4. Verify package paths for objects and companions

// File: com/example/utils/Helpers.scala
package com.example.utils
object Helpers {
  def greet(name: String): String = s"Hello, $name!"
}

// File: Main.scala
// ❌ not found: value Helpers
object Main extends App {
  println(Helpers.greet("World"))
}

// ✅ Import the object
import com.example.utils.Helpers
object Main extends App {
  println(Helpers.greet("World"))
}

5. Add missing dependencies in build.sbt

If the value comes from an external library:

// build.sbt
// ❌ not found: value Circe (or any library type)
libraryDependencies += "io.circe" %% "circe-core" % "0.14.7"

After adding, run sbt update to fetch the dependency.
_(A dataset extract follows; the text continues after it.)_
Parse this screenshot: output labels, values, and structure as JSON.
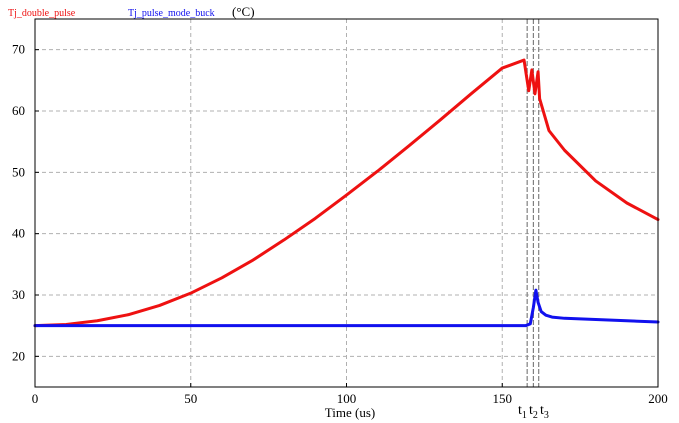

6. Use the correct object name for standard library methods

// ❌ not found: value readLine (moved or renamed in Scala 2.13+)
val input = readLine()

// ✅ Use scala.io.StdIn
import scala.io.StdIn
val input = StdIn.readLine()
Does Scala have global variables like Python?
No — every value and variable must be declared in a specific scope (object, class, function, or block). There is no global namespace. Use package objects or top-level definitions (Scala 3) to make values widely accessible.
What’s the difference between “not found: value” and “not found: type”?
“not found: value” means the identifier is expected to be a term (variable, function, object). “not found: type” means it’s expected to be a type name (class, trait, type alias). The distinction helps you narrow down what kind of declaration is missing.